In strong user design, the goal is that as many users as possible can efficiently understand and interact with what you’ve built. Accessible Rich Internet Applications, or ARIA, can be a powerful tool for improving accessibility when used correctly, but may not have an exact pre-existing pattern to describe your widget. Consider your options:
Divide and simplify
Can the functions of your widget be broken down into separate components or steps? Including a separate element for each function makes it easier to communicate accurate roles, names, and other information to users of assistive technology.
One example is a navigation bar link that can be clicked to go to a new page or hovered to expose more links. This one element functions as both a link (that loads a new page) and a button (that exposes more content). Both functions need to be communicated clearly to all users, and no single ARIA role conveys this information. One strategy is to divide the two functions into two elements: a link element that controls the navigation, and a button element that controls exposing the links.
Choose the closest ARIA pattern
Based on the widget’s function, is there an existing pattern that is close and could be supplemented with additional instructions? If you choose this option, the instructions should be both visible and programmatically related to the widget.
Keep in mind that function, not design, is typically the more important consideration when choosing an ARIA design pattern. A widget may have a unique look, but a familiar function.
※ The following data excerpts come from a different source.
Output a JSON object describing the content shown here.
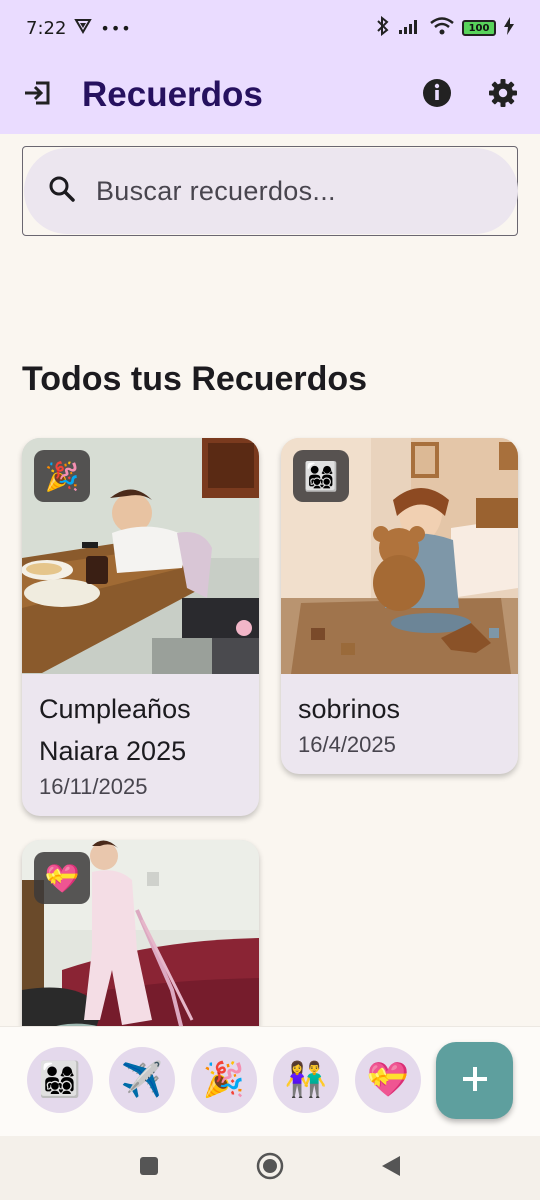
{
  "status": {
    "time": "7:22",
    "left_icons": [
      "vpn-icon",
      "more-icon"
    ],
    "right_icons": [
      "bluetooth-icon",
      "signal-icon",
      "wifi-icon",
      "battery-icon",
      "charging-icon"
    ],
    "battery": "100"
  },
  "app_bar": {
    "title": "Recuerdos",
    "login_icon": "login-icon",
    "info_icon": "info-icon",
    "settings_icon": "settings-icon"
  },
  "search": {
    "placeholder": "Buscar recuerdos...",
    "icon": "search-icon"
  },
  "section": {
    "title": "Todos tus Recuerdos"
  },
  "memories": [
    {
      "title": "Cumpleaños Naiara 2025",
      "date": "16/11/2025",
      "badge": "🎉",
      "badge_icon": "party-popper-icon"
    },
    {
      "title": "sobrinos",
      "date": "16/4/2025",
      "badge": "👨‍👩‍👧‍👦",
      "badge_icon": "family-icon"
    },
    {
      "title": "",
      "date": "",
      "badge": "💝",
      "badge_icon": "heart-gift-icon"
    }
  ],
  "categories": [
    {
      "emoji": "👨‍👩‍👧‍👦",
      "name": "family-icon"
    },
    {
      "emoji": "✈️",
      "name": "airplane-icon"
    },
    {
      "emoji": "🎉",
      "name": "party-popper-icon"
    },
    {
      "emoji": "👫",
      "name": "couple-icon"
    },
    {
      "emoji": "💝",
      "name": "heart-gift-icon"
    }
  ],
  "fab": {
    "icon": "plus-icon"
  },
  "colors": {
    "app_bar_bg": "#eadcff",
    "title": "#26115f",
    "fab": "#5e9f9e",
    "card_bg": "#ece6ef",
    "page_bg": "#faf6f0"
  }
}
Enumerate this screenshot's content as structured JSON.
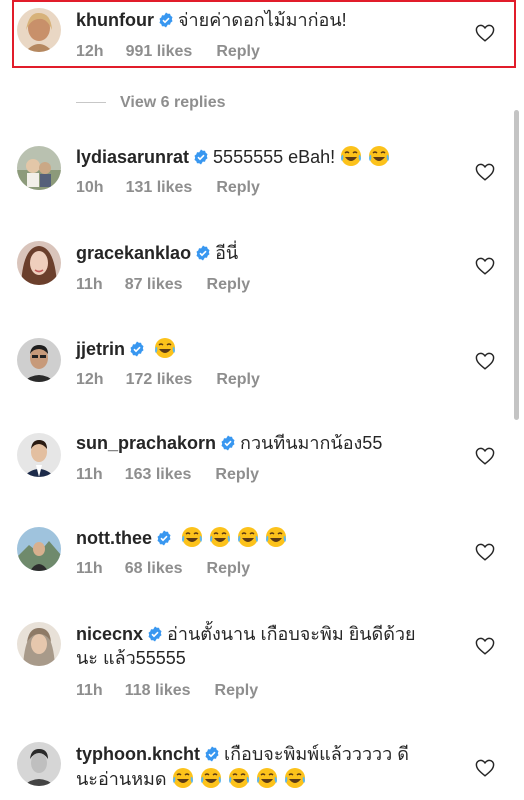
{
  "icons": {
    "verified": "verified-badge-icon",
    "heart": "heart-icon",
    "emoji": "face-with-tears-of-joy-icon"
  },
  "colors": {
    "verified_blue": "#3897f0",
    "highlight_red": "#e11c2a",
    "meta_gray": "#8e8e8e"
  },
  "view_replies": "View 6 replies",
  "comments": [
    {
      "username": "khunfour",
      "text": "จ่ายค่าดอกไม้มาก่อน!",
      "emoji_count": 0,
      "time": "12h",
      "likes": "991 likes",
      "reply": "Reply"
    },
    {
      "username": "lydiasarunrat",
      "text": "5555555 eBah!",
      "emoji_count": 2,
      "time": "10h",
      "likes": "131 likes",
      "reply": "Reply"
    },
    {
      "username": "gracekanklao",
      "text": "อีนี่",
      "emoji_count": 0,
      "time": "11h",
      "likes": "87 likes",
      "reply": "Reply"
    },
    {
      "username": "jjetrin",
      "text": "",
      "emoji_count": 1,
      "time": "12h",
      "likes": "172 likes",
      "reply": "Reply"
    },
    {
      "username": "sun_prachakorn",
      "text": "กวนทีนมากน้อง55",
      "emoji_count": 0,
      "time": "11h",
      "likes": "163 likes",
      "reply": "Reply"
    },
    {
      "username": "nott.thee",
      "text": "",
      "emoji_count": 4,
      "time": "11h",
      "likes": "68 likes",
      "reply": "Reply"
    },
    {
      "username": "nicecnx",
      "text": "อ่านตั้งนาน เกือบจะพิม ยินดีด้วย",
      "text2": "นะ แล้ว55555",
      "emoji_count": 0,
      "time": "11h",
      "likes": "118 likes",
      "reply": "Reply"
    },
    {
      "username": "typhoon.kncht",
      "text": "เกือบจะพิมพ์แล้ววววว ดี",
      "text2": "นะอ่านหมด",
      "emoji_count": 5,
      "time": "",
      "likes": "",
      "reply": ""
    }
  ]
}
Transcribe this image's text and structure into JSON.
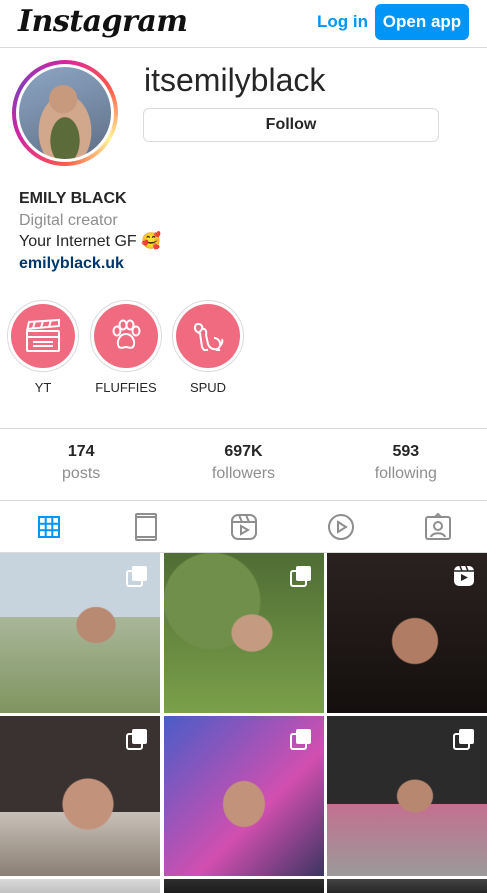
{
  "header": {
    "logo": "Instagram",
    "login_label": "Log in",
    "open_app_label": "Open app"
  },
  "profile": {
    "username": "itsemilyblack",
    "follow_label": "Follow",
    "display_name": "EMILY BLACK",
    "category": "Digital creator",
    "bio": "Your Internet GF 🥰",
    "link": "emilyblack.uk"
  },
  "highlights": [
    {
      "label": "YT",
      "icon": "clapperboard-icon"
    },
    {
      "label": "FLUFFIES",
      "icon": "paw-icon"
    },
    {
      "label": "SPUD",
      "icon": "dog-icon"
    }
  ],
  "stats": {
    "posts": {
      "count": "174",
      "label": "posts"
    },
    "followers": {
      "count": "697K",
      "label": "followers"
    },
    "following": {
      "count": "593",
      "label": "following"
    }
  },
  "tabs": [
    {
      "name": "grid-icon",
      "active": true
    },
    {
      "name": "feed-icon",
      "active": false
    },
    {
      "name": "reels-icon",
      "active": false
    },
    {
      "name": "video-icon",
      "active": false
    },
    {
      "name": "tagged-icon",
      "active": false
    }
  ],
  "posts": [
    {
      "type": "carousel"
    },
    {
      "type": "carousel"
    },
    {
      "type": "reel"
    },
    {
      "type": "carousel"
    },
    {
      "type": "carousel"
    },
    {
      "type": "carousel"
    }
  ],
  "colors": {
    "accent": "#0095f6",
    "highlight_fill": "#f06b80",
    "link": "#00376b",
    "muted": "#8e8e8e",
    "border": "#dbdbdb"
  }
}
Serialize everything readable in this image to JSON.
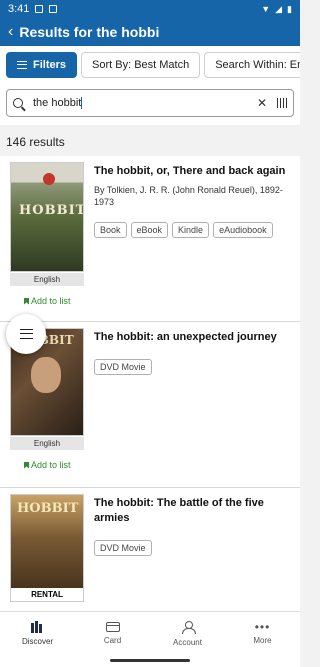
{
  "status": {
    "time": "3:41"
  },
  "header": {
    "title": "Results for the hobbi"
  },
  "filters": {
    "filters_label": "Filters",
    "sort_label": "Sort By: Best Match",
    "search_within_label": "Search Within: Ent"
  },
  "search": {
    "value": "the hobbit"
  },
  "results_count": "146 results",
  "results": [
    {
      "title": "The hobbit, or, There and back again",
      "author": "By Tolkien, J. R. R. (John Ronald Reuel), 1892-1973",
      "formats": [
        "Book",
        "eBook",
        "Kindle",
        "eAudiobook"
      ],
      "language": "English",
      "add_label": "Add to list",
      "cover_text": "HOBBIT"
    },
    {
      "title": "The hobbit: an unexpected journey",
      "formats": [
        "DVD Movie"
      ],
      "language": "English",
      "add_label": "Add to list",
      "cover_text": "HOBBIT"
    },
    {
      "title": "The hobbit: The battle of the five armies",
      "formats": [
        "DVD Movie"
      ],
      "cover_text": "HOBBIT",
      "cover_badge": "RENTAL"
    }
  ],
  "bottom_nav": [
    {
      "label": "Discover",
      "icon": "discover-icon",
      "active": true
    },
    {
      "label": "Card",
      "icon": "card-icon"
    },
    {
      "label": "Account",
      "icon": "account-icon"
    },
    {
      "label": "More",
      "icon": "more-icon"
    }
  ],
  "colors": {
    "brand": "#1565a8",
    "add_list": "#2e8b2e"
  }
}
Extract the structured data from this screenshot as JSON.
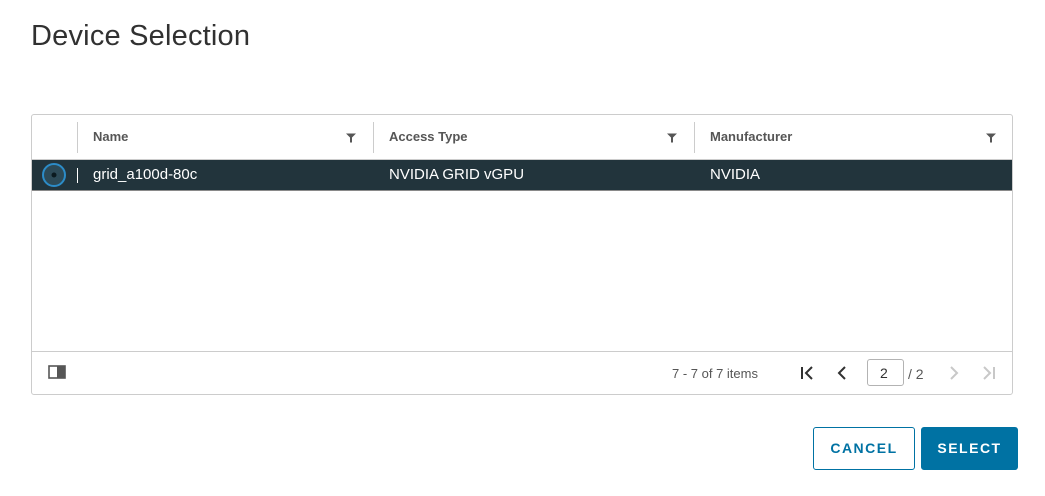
{
  "dialog": {
    "title": "Device Selection"
  },
  "grid": {
    "columns": [
      {
        "label": "Name"
      },
      {
        "label": "Access Type"
      },
      {
        "label": "Manufacturer"
      }
    ],
    "rows": [
      {
        "selected": true,
        "name": "grid_a100d-80c",
        "access_type": "NVIDIA GRID vGPU",
        "manufacturer": "NVIDIA"
      }
    ],
    "footer": {
      "items_text": "7 - 7 of 7 items",
      "current_page": "2",
      "total_pages": "/ 2"
    }
  },
  "actions": {
    "cancel_label": "CANCEL",
    "select_label": "SELECT"
  },
  "colors": {
    "accent": "#0072a3",
    "selected_row": "#22343c"
  },
  "icons": {
    "filter": "filter-icon",
    "column_toggle": "column-toggle-icon",
    "first_page": "first-page-icon",
    "prev_page": "prev-page-icon",
    "next_page": "next-page-icon",
    "last_page": "last-page-icon"
  }
}
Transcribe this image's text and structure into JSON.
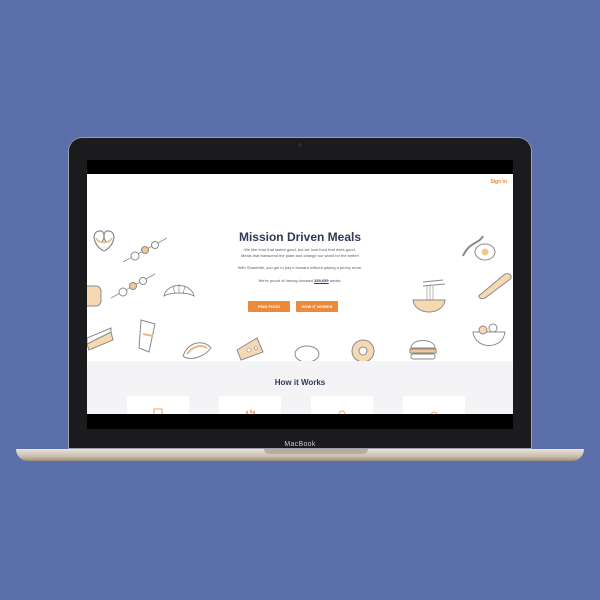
{
  "device": {
    "brand_label": "MacBook"
  },
  "header": {
    "signin_label": "Sign in"
  },
  "hero": {
    "title": "Mission Driven Meals",
    "line1": "We like food that tastes good, but we love food that does good.",
    "line2": "Meals that transcend the plate and change our world for the better!",
    "line3": "With Sharebite, you get to pay it forward without paying a penny more.",
    "line4_prefix": "We're proud of having donated ",
    "meals_count": "339,659",
    "line4_suffix": " meals.",
    "find_food_label": "FIND FOOD",
    "how_it_works_label": "HOW IT WORKS"
  },
  "how_section": {
    "title": "How it Works"
  },
  "colors": {
    "background": "#5b6faa",
    "accent": "#ec8a3b",
    "heading": "#2f3a5a",
    "doodle_fill": "#f6d9b3"
  }
}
For example, if the widget’s core function is for users to select a single option out of a group of options, a radio group or listbox pattern may be appropriate, even if it doesn’t look like a traditional version. If the user’s selection changes the content in a section of the page, then the tab pattern may be the best fit.
Use the application role
Is your widget truly too complex and different to use an existing pattern? The application role may be appropriate. However, this strategy must be used with care. The application role is open ended, but also requires you as the author to handle all accessibility characteristics such as keyboard navigation, focus management, text, instructions, and more.
Remember: focus on the end goal to communicate clearly. Ideally users spend their time and energy absorbing your content and completing the task at hand, not puzzling through your widget.